The Amsterdam-based startup, founded by former Harvard researcher Shayan Shokri, is building what it calls a “financial inference layer,” an AI system designed to tell banks, insurers, and asset managers not just what’s happening in the world, but also what those events are actually worth in dollars and their risk exposure.
And investors are paying attention.
On April 30, Earthian announced a pre-seed raise at a $112 million valuation — structured as equity plus debt — with backing from Rabobank and NVIDIA’s Inception program. The angel round also drew former executives from Goldman Sachs, Moody’s, and Accenture.
“Five Fortune 500 firms are using our risk models today, and we expect that to be 30 by 2027,” Shokri said in a statement. “That kind of traction doesn’t come from a good pitch deck. It comes from solving a problem these institutions have been trying to solve internally for years.”

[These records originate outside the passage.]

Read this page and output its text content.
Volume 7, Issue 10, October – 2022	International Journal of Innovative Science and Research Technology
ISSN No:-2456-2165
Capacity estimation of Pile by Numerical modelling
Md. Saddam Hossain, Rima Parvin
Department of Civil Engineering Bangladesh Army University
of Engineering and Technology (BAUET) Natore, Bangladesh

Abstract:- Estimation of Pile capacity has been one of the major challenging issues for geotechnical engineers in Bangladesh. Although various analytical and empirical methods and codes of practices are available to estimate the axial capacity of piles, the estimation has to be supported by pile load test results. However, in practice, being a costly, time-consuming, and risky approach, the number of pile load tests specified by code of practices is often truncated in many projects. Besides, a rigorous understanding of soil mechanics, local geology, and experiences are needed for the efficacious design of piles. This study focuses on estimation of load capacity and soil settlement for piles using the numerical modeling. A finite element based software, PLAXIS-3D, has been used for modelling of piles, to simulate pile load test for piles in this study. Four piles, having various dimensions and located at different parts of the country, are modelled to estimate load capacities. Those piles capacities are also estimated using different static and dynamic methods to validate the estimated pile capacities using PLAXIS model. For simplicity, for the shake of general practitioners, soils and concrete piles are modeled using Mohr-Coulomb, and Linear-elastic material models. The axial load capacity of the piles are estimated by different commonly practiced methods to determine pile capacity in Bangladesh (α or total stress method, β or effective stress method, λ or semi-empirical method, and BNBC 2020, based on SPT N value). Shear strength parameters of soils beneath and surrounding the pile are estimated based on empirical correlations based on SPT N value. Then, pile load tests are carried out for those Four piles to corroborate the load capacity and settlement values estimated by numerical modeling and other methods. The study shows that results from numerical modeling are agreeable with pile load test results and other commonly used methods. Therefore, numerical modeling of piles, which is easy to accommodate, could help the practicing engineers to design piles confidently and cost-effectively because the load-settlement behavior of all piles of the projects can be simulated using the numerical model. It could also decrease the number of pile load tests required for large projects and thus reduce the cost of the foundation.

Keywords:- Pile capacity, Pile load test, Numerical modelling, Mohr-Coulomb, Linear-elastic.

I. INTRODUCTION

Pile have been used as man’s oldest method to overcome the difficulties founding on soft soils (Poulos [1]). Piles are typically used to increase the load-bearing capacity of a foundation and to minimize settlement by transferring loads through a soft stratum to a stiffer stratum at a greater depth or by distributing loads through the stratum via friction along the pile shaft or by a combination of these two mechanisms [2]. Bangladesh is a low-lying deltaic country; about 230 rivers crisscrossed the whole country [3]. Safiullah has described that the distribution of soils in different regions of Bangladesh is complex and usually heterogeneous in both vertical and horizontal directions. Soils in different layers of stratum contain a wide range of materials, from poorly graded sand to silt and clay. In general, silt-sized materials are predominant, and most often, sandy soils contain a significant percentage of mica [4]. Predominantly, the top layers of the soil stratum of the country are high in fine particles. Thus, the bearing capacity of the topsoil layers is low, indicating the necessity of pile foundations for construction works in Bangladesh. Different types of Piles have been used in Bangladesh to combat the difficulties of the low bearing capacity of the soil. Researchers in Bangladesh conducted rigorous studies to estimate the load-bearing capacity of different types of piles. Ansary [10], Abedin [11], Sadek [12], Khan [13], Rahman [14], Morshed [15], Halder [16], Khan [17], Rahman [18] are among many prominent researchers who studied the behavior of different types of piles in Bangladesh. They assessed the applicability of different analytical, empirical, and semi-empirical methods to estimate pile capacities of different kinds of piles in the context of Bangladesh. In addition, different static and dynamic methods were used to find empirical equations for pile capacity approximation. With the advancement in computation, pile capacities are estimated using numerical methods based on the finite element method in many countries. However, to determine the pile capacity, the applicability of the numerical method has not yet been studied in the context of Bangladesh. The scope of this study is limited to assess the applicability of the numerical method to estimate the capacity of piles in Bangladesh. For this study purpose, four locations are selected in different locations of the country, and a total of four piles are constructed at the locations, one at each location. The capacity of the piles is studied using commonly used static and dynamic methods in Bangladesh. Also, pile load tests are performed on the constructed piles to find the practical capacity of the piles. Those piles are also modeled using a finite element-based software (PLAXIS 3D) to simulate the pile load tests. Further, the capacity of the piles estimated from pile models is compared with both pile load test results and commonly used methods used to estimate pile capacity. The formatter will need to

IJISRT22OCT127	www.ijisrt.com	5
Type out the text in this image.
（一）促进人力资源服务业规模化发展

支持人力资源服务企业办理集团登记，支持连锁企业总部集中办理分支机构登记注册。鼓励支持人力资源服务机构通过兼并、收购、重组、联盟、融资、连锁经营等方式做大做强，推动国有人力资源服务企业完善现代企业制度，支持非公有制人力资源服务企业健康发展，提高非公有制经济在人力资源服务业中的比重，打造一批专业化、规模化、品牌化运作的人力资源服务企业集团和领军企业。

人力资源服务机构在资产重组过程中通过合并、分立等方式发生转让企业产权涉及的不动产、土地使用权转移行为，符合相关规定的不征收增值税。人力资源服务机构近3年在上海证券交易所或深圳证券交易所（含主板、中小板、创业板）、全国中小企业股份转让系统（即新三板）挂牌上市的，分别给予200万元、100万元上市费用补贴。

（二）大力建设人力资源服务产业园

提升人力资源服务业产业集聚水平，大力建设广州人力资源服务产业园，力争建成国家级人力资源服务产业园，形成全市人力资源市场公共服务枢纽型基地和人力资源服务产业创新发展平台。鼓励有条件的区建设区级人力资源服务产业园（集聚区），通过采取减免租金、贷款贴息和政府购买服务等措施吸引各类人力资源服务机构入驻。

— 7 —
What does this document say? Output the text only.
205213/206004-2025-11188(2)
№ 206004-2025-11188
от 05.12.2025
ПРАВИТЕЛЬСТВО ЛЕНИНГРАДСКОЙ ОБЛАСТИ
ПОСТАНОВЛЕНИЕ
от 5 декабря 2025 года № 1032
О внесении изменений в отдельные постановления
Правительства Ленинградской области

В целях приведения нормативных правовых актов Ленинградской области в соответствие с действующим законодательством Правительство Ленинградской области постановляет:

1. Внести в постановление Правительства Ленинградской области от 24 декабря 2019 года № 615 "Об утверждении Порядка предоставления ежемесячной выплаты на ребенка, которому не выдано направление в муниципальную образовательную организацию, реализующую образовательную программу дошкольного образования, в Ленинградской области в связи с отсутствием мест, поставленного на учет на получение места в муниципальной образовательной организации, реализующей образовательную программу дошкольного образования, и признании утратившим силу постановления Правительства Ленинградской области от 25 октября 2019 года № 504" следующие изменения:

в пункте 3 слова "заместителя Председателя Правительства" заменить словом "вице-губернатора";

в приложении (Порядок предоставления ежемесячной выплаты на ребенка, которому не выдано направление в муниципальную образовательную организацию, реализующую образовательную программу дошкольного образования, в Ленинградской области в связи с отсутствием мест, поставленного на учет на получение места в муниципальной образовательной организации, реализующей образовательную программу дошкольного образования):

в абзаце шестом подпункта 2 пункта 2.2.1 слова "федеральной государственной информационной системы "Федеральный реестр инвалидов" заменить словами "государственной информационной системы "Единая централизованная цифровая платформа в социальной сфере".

The problem isn’t hypothetical. Natural catastrophes caused $107 billion in insured losses globally in 2025 , the sixth straight year that figure has exceeded $100 billion. The Los Angeles wildfires alone accounted for $40 billion. Add in geopolitical fragmentation, climate volatility, and AI-driven cyber threats, and the math is moving faster than the analysts trying to do it.
Credit: Earthian AI
That’s where Earthian’s positioning starts to land. While large language models dominate most public AI conversations, Earthian is focused on SLMs, or small language models, trained specifically for financial reasoning.